DOBBS: Andrew Barrett, thanks for being with us here on MONEYLINE.

BARRETT: Thank you.
cnn.com



To: SJS who wrote (3625)1/9/1999 5:15:00 PM
From: Sowbug  Respond to of 19700
 
Although distant and many wounds have healed, if you want some reality, go back to your August or September or October 1998 statements and reflect on the pain you felt as you opened and read them. That can return in a heartbeat...

No kidding. I'm actually glad that margin maintenance requirements are being increased at many brokerages. Up to this point, a short-term investor would have been correct to use maximum margin to buy high-volatility net stocks. But that can't last, and margin calls are possibly literally hours away if the market turns. I hate to make comparisons to 1929, but it was extensive margining that led to the forced panic selling in that crash. If maintenance requirements go up to 50% from 30%, at least that forced selling will happen earlier and thus at higher prices, making it more likely that your average long-term investor will hold on and not sell when Yahoo drops $150 in a single day.

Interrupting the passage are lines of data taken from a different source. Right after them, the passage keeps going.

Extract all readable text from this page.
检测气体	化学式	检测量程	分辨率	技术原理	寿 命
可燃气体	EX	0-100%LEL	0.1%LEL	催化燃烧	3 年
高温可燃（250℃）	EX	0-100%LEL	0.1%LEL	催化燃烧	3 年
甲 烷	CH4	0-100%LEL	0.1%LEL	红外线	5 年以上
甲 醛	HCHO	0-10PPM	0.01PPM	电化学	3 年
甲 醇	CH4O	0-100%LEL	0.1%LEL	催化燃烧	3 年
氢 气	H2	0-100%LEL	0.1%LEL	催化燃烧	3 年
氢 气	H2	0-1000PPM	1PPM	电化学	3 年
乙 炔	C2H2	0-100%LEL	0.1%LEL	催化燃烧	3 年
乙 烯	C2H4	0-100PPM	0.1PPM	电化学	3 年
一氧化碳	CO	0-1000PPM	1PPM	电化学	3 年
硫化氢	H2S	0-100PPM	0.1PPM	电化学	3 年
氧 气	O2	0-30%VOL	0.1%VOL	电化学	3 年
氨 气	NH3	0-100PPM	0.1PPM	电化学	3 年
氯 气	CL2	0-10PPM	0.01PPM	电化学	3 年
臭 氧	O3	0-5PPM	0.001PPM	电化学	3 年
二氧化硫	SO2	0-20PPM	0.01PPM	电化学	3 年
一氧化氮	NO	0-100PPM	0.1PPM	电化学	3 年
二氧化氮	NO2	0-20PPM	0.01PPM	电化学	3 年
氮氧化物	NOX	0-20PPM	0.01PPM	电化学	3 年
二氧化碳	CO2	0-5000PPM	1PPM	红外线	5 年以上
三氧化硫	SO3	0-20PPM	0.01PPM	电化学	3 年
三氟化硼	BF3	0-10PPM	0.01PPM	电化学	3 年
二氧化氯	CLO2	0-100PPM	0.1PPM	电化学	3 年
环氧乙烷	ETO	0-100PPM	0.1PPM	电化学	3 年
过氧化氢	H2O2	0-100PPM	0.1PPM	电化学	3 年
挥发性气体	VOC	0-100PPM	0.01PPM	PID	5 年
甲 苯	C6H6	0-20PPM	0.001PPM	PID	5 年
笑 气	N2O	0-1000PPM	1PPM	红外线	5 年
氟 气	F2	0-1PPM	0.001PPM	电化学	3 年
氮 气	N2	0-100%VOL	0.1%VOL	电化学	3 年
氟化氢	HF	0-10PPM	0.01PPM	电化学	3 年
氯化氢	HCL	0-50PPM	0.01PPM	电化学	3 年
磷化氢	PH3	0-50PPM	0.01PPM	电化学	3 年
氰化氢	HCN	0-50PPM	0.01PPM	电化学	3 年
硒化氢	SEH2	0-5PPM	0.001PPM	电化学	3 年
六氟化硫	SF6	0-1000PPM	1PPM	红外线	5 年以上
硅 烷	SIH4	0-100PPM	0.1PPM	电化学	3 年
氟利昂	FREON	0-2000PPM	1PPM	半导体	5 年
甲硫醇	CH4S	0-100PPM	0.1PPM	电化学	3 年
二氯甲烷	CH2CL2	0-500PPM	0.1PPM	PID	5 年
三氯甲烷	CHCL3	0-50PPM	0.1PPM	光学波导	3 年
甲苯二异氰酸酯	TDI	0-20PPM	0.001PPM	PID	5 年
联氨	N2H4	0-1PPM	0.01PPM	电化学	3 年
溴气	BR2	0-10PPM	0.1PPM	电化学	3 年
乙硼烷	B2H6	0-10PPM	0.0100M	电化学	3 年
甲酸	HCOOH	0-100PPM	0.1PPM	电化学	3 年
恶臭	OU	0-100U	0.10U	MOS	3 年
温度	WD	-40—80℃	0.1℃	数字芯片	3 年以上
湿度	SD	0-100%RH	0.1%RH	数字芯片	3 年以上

To: SJS who wrote (3625)1/9/1999 5:24:00 PM
From: Islander  Read Replies (1) | Respond to of 19700
 
Capitalism means the capital flows freely to fund and subsidize those enterprises which the market, meaning people, generally chooses. These choices are across a broad range of criteria, such as profitability, growth potential, efficiency, etc. Instead of the elite, privileged few controlling the markets, these decisions are now being made by the average investor who is exhibiting unforeseen power. Remember the notion of, "information=power'? Certainly there is an element of speculation at play here, but isn't that is what the marketplace rewards, namely risk? You are witnessing a market that is changing before your eyes. This is simply the democratization of Wall Street we are seeing now and those who are able to also change will do what?....profit! Once again the market is choosing.